Genç kız kafasını aşağı yukarı salladı. “Evet, öyle olacaktı. Belki de sizi yazmaya karar vermese hiç var olmayacaktınız.”
“Bu düpedüz kahpelik!” diye bağırdı Cemal. “Madem beni kendime öldürtecekti o zaman ne diye…” Ağlamak istediyse de kendini zor tuttu. “Bunların hiçbirini hak etmedim.”
“Haklısınız. Ama bir de şöyle düşünün. Gençlik yıllarınızı bu kadar başarılı yapan şey de size verilen hastalıktı. Benim dünyama kendi cevherini işleyememiş o kadar normal insan var ki… Siz farklısınız Cemalettin Bey, var olduğunuz dünyanın görüp görebileceği en büyük müzik dehasısınız.”
“Öyleydim. Artık sadece deliyim.” Dedi Cemal cılız bir sesle. Gözlerini uzaktaki bir boşluğa dikti. “Geçmiş şimdi o kadar uzak geliyor ki yaşananları hayal meyal hatırlıyorum. Sanki pis bir örümcek beynimin içinde ağlarını örmüş gibi…”
“Ben sizi gayet iyi hatırlıyorum. Kitabın ilk yüz yirmi sayfası sadece yükselme döneminizi anlatıyor. 1951 yılında verdiğiniz resitalde çaldığınız şarkıyı o kadar merak ediyorum ki! Hayal etmeyi çok denedim ama gözlerimi kapadığımda kendimi bir türlü o sayfaların geçtiği yerde bulamadım. Biliyor musunuz sizden özenip anneme bir piyano bile aldırdım!”
Cemal ilk kez gülümsedi. “Çalabiliyor musun bari?”
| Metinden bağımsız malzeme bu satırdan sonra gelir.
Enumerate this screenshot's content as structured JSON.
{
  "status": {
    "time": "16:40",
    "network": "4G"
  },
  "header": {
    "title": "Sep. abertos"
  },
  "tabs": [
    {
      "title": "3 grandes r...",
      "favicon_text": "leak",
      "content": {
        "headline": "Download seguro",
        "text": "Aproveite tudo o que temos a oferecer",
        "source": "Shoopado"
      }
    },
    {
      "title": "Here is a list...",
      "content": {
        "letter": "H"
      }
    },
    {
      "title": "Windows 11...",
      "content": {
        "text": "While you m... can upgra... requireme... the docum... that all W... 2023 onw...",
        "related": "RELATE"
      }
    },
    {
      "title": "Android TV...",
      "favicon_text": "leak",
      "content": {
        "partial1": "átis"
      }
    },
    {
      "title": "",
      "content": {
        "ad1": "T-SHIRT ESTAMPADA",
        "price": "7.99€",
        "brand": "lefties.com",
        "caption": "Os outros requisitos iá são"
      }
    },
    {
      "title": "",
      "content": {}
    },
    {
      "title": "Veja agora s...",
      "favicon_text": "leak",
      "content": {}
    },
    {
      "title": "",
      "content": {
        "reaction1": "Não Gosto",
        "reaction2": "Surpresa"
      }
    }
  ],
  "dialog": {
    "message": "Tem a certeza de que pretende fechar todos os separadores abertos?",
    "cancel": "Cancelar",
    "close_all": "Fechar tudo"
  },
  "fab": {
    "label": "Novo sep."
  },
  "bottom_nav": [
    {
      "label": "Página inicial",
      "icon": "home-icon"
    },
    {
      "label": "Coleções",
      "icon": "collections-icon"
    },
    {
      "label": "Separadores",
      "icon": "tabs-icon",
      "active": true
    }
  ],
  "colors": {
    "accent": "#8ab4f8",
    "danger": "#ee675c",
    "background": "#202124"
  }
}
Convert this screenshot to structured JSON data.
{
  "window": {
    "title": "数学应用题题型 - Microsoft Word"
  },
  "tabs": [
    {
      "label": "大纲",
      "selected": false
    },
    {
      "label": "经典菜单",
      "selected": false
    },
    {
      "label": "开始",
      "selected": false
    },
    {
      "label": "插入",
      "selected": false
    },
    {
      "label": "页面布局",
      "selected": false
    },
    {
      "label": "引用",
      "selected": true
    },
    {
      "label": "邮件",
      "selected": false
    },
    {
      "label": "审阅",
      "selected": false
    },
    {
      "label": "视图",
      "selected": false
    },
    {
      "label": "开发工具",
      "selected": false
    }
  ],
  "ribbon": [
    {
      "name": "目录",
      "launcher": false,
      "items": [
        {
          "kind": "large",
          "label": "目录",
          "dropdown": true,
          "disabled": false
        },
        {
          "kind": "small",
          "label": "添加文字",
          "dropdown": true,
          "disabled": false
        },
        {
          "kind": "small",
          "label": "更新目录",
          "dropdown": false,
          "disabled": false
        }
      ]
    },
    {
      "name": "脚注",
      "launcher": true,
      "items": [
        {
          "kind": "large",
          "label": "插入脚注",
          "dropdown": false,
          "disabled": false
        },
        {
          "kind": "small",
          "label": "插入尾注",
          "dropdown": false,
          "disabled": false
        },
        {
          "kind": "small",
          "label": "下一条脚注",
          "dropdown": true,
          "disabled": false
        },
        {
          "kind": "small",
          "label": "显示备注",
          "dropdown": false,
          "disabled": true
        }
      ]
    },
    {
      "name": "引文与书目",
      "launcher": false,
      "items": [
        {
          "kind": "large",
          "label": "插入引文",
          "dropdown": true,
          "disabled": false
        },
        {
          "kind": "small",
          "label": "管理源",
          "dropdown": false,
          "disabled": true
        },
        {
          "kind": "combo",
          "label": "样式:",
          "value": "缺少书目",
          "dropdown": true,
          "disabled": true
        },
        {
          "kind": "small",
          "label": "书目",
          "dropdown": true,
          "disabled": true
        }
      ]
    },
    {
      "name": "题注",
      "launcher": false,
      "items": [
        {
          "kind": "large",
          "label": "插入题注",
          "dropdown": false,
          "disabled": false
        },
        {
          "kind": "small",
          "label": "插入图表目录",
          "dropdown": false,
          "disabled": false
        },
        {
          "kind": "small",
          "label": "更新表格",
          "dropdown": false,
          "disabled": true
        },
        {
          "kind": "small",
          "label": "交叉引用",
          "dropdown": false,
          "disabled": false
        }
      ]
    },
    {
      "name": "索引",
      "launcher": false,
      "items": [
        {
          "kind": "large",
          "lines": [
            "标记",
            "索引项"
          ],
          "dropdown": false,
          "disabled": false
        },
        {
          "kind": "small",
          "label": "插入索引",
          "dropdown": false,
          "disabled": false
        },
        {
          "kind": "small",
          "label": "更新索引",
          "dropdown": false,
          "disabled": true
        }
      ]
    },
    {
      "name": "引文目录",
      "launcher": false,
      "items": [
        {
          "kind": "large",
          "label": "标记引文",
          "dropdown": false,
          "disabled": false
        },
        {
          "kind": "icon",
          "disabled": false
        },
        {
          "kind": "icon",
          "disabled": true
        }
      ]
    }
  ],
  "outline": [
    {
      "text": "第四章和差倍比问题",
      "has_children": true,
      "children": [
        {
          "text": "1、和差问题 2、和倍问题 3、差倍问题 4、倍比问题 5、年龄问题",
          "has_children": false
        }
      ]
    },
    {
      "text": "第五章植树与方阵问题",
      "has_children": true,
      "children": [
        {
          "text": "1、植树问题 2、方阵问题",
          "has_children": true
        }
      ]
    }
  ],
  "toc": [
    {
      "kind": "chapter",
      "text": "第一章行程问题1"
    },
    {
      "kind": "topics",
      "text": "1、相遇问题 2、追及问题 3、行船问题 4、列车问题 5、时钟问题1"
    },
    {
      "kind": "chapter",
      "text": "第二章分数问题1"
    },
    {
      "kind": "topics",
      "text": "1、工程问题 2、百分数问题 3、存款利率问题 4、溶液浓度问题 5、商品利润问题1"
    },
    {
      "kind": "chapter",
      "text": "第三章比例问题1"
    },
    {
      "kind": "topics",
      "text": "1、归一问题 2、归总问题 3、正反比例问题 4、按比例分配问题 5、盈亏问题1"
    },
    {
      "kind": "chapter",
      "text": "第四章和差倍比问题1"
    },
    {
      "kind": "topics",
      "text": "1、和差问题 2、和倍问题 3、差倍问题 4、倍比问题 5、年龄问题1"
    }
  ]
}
Genç kız utandı. “Şey, ben biraz maymun iştahlıyım ve belli ki müziğe pek de yeteneğim yok. Ama çok kitap okuyorum ve ileride yazar olmak istiyorum.”
“Eğer bunu başarırsan senden bir ricam olacak, lütfen kendini sevmeyen karakterler yaratma.”
“Benim hikayelerim her zaman mutlu sonla bitecek. Söz veriyorum.” Genç kız kol saatine baktı ve aceleyle ayağa kalktı. “Birazdan alarm çalacak. Okula gitmem gerekiyor!”
“Dur!” diye atıldı Cemal. Kızın gidişiyle kafasındaki yamyam sesin tekrar doğmasından korkuyordu. Yıllardır onunla konuşan tek ‘gerçek’ şey bu kızdı. “Tekrar gelecek misin?”
“Bilemiyorum. Keşke rüyalarımı kendim kontrol edebilseydim. Sanırım bu sefer kafamda o kadar güzel hayal ettim ki buraya gelebildim.” Kızın suratı bir anda asıldı ve düşünceli gözlerini üzüntüyle Cemal’in yüzünde gezdirdi. “Eğer kendinize kıyarsanız… Daha doğrusu ben bunu okursam, geldiğimde kendimi bomboş bir evde bulabilirim.”
“Sonumun ne olacağını henüz bilmiyorsun demek?”
“Hayır. Yazarınız sizin son sayfanızı çoktan yazmış olabilir. Ama ben bunu okumazsam, hayal gücümde hala yaşıyor olursunuz.” Genç kızın gülümsemesi o kadar sıcaktı ki Cemal içinde kaskatı kesilmiş bir şeylerin çözündüğünü hissetti.
Nereden geldiği belirsiz bir aura demeti genç kızın etrafını sararken Cemal’in misafirinin yavaş yavaş silikleşmesini izlemekten başka yapabileceği hiçbir şey yoktu. Ama son anda, cevabından korktuğu o soru dudaklarından dökülüvermişti.
“Sen gerçekten gerçeksin, değil mi?”
“Evet.” Dedi kız gözden kaybolmadan hemen önce. “En az sizin kadar gerçeğim.”